Die Ernte ist eingebracht

Es ist kühl geworden, also Zeit, die Herbsternte einzufahren. Umfangreich ist sie nicht, aber immerhin. Meine drei Verveine-Büschchen haben dieses Jahr gut ausgeschlagen. Die meisten Blätter habe ich gesammelt und nun gedörrt. So habe ich drei Gläser voll und werde auch über den Winter Tee aus meinem Garten trinken können. Eine besondere Freude, denn ich mag den zitronigen Geschmack dieses Tees. Und auch getrocknet behalten die Blätter des Zitronenstrauchs ihr Aroma über längere Zeit. Zudem hat der Tee eine beruhigende Wirkung und ist verdauungsfördernd. Der ideale Abendtee also. Im Sommer durch ist er mein ständiger Begleiter, ich beende meinen Tag also jeweils mit einer Kanne Verveine-Tee.

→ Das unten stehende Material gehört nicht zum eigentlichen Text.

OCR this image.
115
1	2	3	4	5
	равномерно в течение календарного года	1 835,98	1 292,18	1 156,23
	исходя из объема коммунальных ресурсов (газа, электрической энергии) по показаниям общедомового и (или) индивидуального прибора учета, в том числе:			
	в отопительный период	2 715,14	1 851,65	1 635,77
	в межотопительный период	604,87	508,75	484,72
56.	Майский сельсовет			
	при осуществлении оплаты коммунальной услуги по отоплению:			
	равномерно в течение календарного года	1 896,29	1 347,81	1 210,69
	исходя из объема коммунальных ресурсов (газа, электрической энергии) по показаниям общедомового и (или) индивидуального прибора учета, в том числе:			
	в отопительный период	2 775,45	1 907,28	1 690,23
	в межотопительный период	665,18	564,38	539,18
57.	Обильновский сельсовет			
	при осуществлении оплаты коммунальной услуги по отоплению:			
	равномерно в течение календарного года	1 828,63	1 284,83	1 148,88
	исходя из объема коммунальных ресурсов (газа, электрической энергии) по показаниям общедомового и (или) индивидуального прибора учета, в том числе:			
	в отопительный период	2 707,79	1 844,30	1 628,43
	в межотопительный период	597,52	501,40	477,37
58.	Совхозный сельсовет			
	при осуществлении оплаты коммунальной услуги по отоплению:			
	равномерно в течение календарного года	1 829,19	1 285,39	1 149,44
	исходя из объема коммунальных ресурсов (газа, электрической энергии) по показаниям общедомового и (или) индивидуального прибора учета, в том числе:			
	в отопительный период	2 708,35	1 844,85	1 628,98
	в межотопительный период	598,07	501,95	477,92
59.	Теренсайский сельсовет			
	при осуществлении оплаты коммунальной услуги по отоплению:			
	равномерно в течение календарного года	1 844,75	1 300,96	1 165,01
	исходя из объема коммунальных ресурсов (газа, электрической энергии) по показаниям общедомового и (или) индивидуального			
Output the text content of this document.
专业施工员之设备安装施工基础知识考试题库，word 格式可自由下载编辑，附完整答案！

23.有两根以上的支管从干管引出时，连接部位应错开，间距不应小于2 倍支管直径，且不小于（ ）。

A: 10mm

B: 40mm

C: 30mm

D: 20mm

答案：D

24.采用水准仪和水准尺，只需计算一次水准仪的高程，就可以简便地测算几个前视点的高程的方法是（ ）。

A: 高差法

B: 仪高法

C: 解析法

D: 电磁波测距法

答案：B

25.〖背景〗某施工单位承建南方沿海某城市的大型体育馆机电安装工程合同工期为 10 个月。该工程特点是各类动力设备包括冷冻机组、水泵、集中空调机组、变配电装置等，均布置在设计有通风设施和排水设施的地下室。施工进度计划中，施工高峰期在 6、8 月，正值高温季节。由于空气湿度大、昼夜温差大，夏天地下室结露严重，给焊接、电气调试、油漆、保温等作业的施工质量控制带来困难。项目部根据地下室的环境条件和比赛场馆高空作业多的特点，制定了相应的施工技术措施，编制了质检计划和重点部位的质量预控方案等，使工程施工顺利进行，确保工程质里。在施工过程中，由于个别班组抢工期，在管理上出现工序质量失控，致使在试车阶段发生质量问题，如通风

Die letzten roten Tomaten und Peperoncini sind nun ebenfalls geerntet und teilweise bereits verarbeitet.  Die Peperoncini, die ich im Frühling angesät hatte, sind für mich eine Überraschung. Sie sind nämlich nicht scharf, wie angenommen, sondern mild. Ich werde sie also nicht dörren, sondern frisch verarbeiten. Zum Beispiel mische ich sie mir gekochten Kartoffeln und brate sie dann knusprig. Herrlich!

Bevor ich die unreifen Tomaten gepflückt habe, druckte ich mir ein Rezept aus für Konfitüre mit grünen Tomaten. Vor meinem geistigen Auge erstelle ich mir eine Liste, wen ich mit dieser Spezialität beschenken will. Ich male mir aus, wie ich die Gläser dekorieren werde.

 

So beginne ich, die Tomaten zu schnippeln. 2 Kilo sind es. Gibt doch einiges zu tun. Und so während dem Schneiden beschleichen mich plötzlich Zweifel, in meinen Kopf sehe ich Bilder von grünen giftigen Stellen an Kartoffeln. So setze ich mich an den Computer und gebe den Suchbegriff "unreife Tomaten" ein. Und siehe da: Mehrere Seiten klären mich auf, dass unreife Tomaten giftig sind, sie enthalten das gleiche Gift wie die grünen Kartoffeln: Solanin.

Zwar sind geringe Mengen von Konfitüre aus unreifen Tomaten unbedenklich. Doch ich lese auch, dass Kinder besser nicht von solcher Confi essen. Ich will weder andere noch mich vergiften. Also ab mit den grünen Tomaten auf den Kompost. Zähneknirschend.

 

Nächstes Jahr werde ich die unreifen Tomaten im Hause nachreifen lassen. Das soll relativ einfach gehen: Man wickelt sie in Zeitungspapier ein oder hängt die Zweige mit den Tomaten im Hause auf. So gut wie die von der Sonne geröteten Tomaten sollen die nachgereiften zwar nicht schmecken. Aber für eine herrliche Tomatensauce reicht es allemal!